見た目華やか、そして鮮やか。濃いオレンジ色に浮かぶ赤いコスモス。だが、それと同時に生まれた問題点に、レティシアは顔を顰める。
「……なんだか飲みづらいわね……」
揺れる花びら。飲むところを想像すると唇に触れる。上手く奥側に流れてくれれば……いや、そんな細かいことを考えている自分がおかしく思えてきた。
言いたいことはアニーにもわかる。が。
「それはもうどうしようもないっスね。そういうものだと思って諦めてもらって」
どうにもならないものもある。我慢が時に必要なことも。
「スイーツでは砂糖でコーティングしたりなどもありますし、食べることに特化したものもあります。今回は目で楽しんでいただけたら」
控えめな主張。あくまで主役は紅茶。シャルルは一歩引いて見守る。
まぁ、とりあえずやるだけやってみましょうかとレティシア。
「それとジャムね。ふふっ、楽しくなってきたわ」
手渡されたヘラでジャムを掬い、混ぜ合わせる。溶け出して一体となると、ほんのりと色味が増す。

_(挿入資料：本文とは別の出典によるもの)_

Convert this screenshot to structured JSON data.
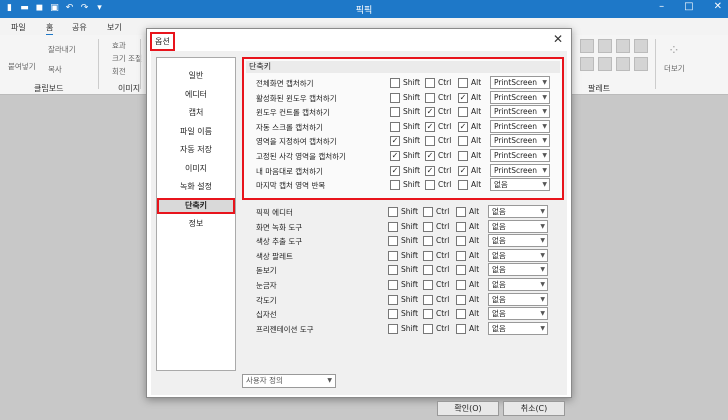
{
  "app": {
    "title": "픽픽",
    "menu": [
      "파일",
      "홈",
      "공유",
      "보기"
    ],
    "ribbon_items": [
      "잘라내기",
      "붙여넣기",
      "복사",
      "효과",
      "크기 조절",
      "회전"
    ],
    "ribbon_groups": [
      "클립보드",
      "이미지",
      "팔레트"
    ],
    "more_label": "더보기"
  },
  "dialog": {
    "title": "옵션",
    "close": "✕",
    "sidebar": [
      "일반",
      "에디터",
      "캡처",
      "파일 이름",
      "자동 저장",
      "이미지",
      "녹화 설정",
      "단축키",
      "정보"
    ],
    "selected_index": 7,
    "section_title": "단축키",
    "modifier_labels": {
      "shift": "Shift",
      "ctrl": "Ctrl",
      "alt": "Alt"
    },
    "shortcuts": [
      {
        "name": "전체화면 캡처하기",
        "shift": false,
        "ctrl": false,
        "alt": false,
        "key": "PrintScreen"
      },
      {
        "name": "활성화된 윈도우 캡처하기",
        "shift": false,
        "ctrl": false,
        "alt": true,
        "key": "PrintScreen"
      },
      {
        "name": "윈도우 컨트롤 캡처하기",
        "shift": false,
        "ctrl": true,
        "alt": false,
        "key": "PrintScreen"
      },
      {
        "name": "자동 스크롤 캡처하기",
        "shift": false,
        "ctrl": true,
        "alt": true,
        "key": "PrintScreen"
      },
      {
        "name": "영역을 지정하여 캡처하기",
        "shift": true,
        "ctrl": false,
        "alt": false,
        "key": "PrintScreen"
      },
      {
        "name": "고정된 사각 영역을 캡처하기",
        "shift": true,
        "ctrl": true,
        "alt": false,
        "key": "PrintScreen"
      },
      {
        "name": "내 마음대로 캡처하기",
        "shift": true,
        "ctrl": true,
        "alt": true,
        "key": "PrintScreen"
      },
      {
        "name": "마지막 캡처 영역 반복",
        "shift": false,
        "ctrl": false,
        "alt": false,
        "key": "없음"
      }
    ],
    "tools": [
      {
        "name": "픽픽 에디터",
        "key": "없음"
      },
      {
        "name": "화면 녹화 도구",
        "key": "없음"
      },
      {
        "name": "색상 추출 도구",
        "key": "없음"
      },
      {
        "name": "색상 팔레트",
        "key": "없음"
      },
      {
        "name": "돋보기",
        "key": "없음"
      },
      {
        "name": "눈금자",
        "key": "없음"
      },
      {
        "name": "각도기",
        "key": "없음"
      },
      {
        "name": "십자선",
        "key": "없음"
      },
      {
        "name": "프리젠테이션 도구",
        "key": "없음"
      }
    ],
    "custom_select": "사용자 정의",
    "ok_button": "확인(O)",
    "cancel_button": "취소(C)"
  }
}
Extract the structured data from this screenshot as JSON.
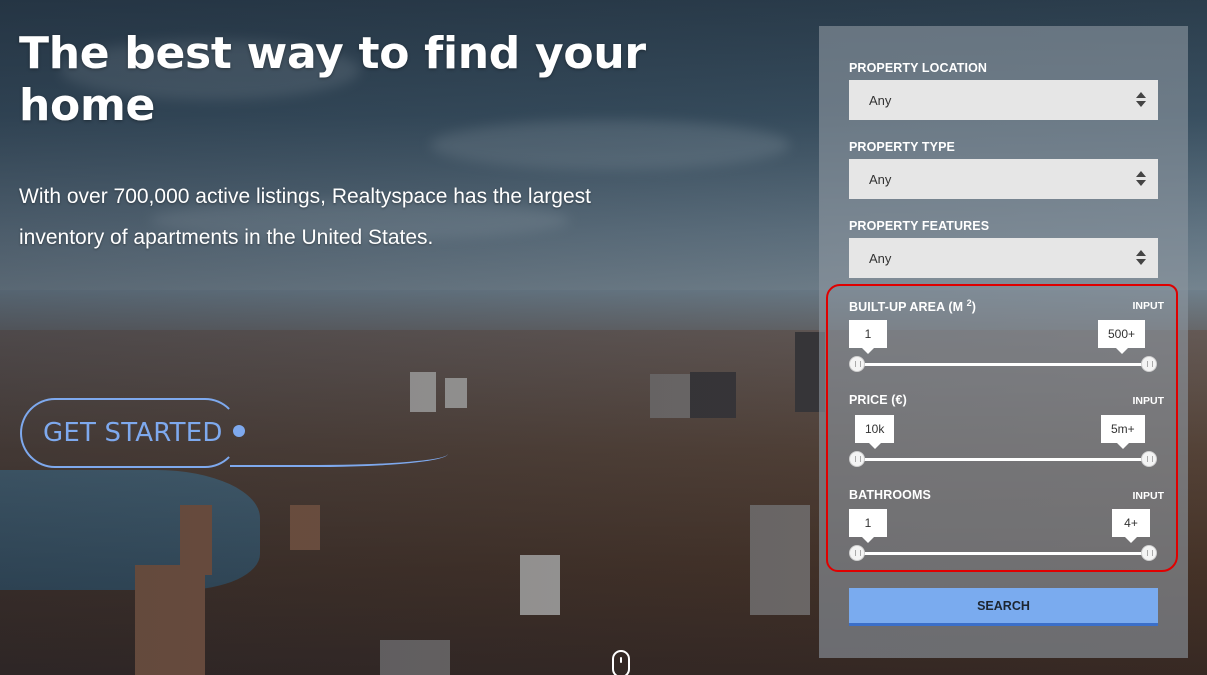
{
  "hero": {
    "title": "The best way to find your home",
    "subtitle": "With over 700,000 active listings, Realtyspace has the largest inventory of apartments in the United States.",
    "cta_label": "GET STARTED"
  },
  "search_panel": {
    "location": {
      "label": "PROPERTY LOCATION",
      "value": "Any"
    },
    "type": {
      "label": "PROPERTY TYPE",
      "value": "Any"
    },
    "features": {
      "label": "PROPERTY FEATURES",
      "value": "Any"
    },
    "area": {
      "label": "BUILT-UP AREA (M",
      "label_sup": "2",
      "label_close": ")",
      "input_label": "INPUT",
      "min_display": "1",
      "max_display": "500+",
      "range_fraction": [
        0,
        1
      ]
    },
    "price": {
      "label": "PRICE (€)",
      "input_label": "INPUT",
      "min_display": "10k",
      "max_display": "5m+",
      "range_fraction": [
        0,
        1
      ]
    },
    "bathrooms": {
      "label": "BATHROOMS",
      "input_label": "INPUT",
      "min_display": "1",
      "max_display": "4+",
      "range_fraction": [
        0,
        1
      ]
    },
    "search_label": "SEARCH"
  },
  "colors": {
    "accent": "#7aabef",
    "accent_dark": "#3b6fc9",
    "cta": "#7ea9ee",
    "annotation": "#e00000"
  },
  "icons": {
    "scroll_indicator": "mouse-icon",
    "select_arrows": "sort-arrows-icon",
    "slider_handle": "grip-handle-icon"
  }
}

紅茶とジャムの組み合わせは『ロシアンティー』と呼ばれるもの。寒さの厳しいロシアでは保存食としてジャムを常備している家庭も多く、かつては砂糖が手に入りにくかったということもあり、口に含みながら紅茶を楽しむ飲み方が定着した。
ヘラが一本しかないため、口に含むより混ぜるほうを選択。アニーの紅茶も同様にコスモスを追加。
「ボクもっス。ベルリンに帰ってからも試してみたいっス」
そのためにもまずここで感触を確かめなければ。たぶん美味しいのは予想できるが、しっかりと自分なりの答えを持って。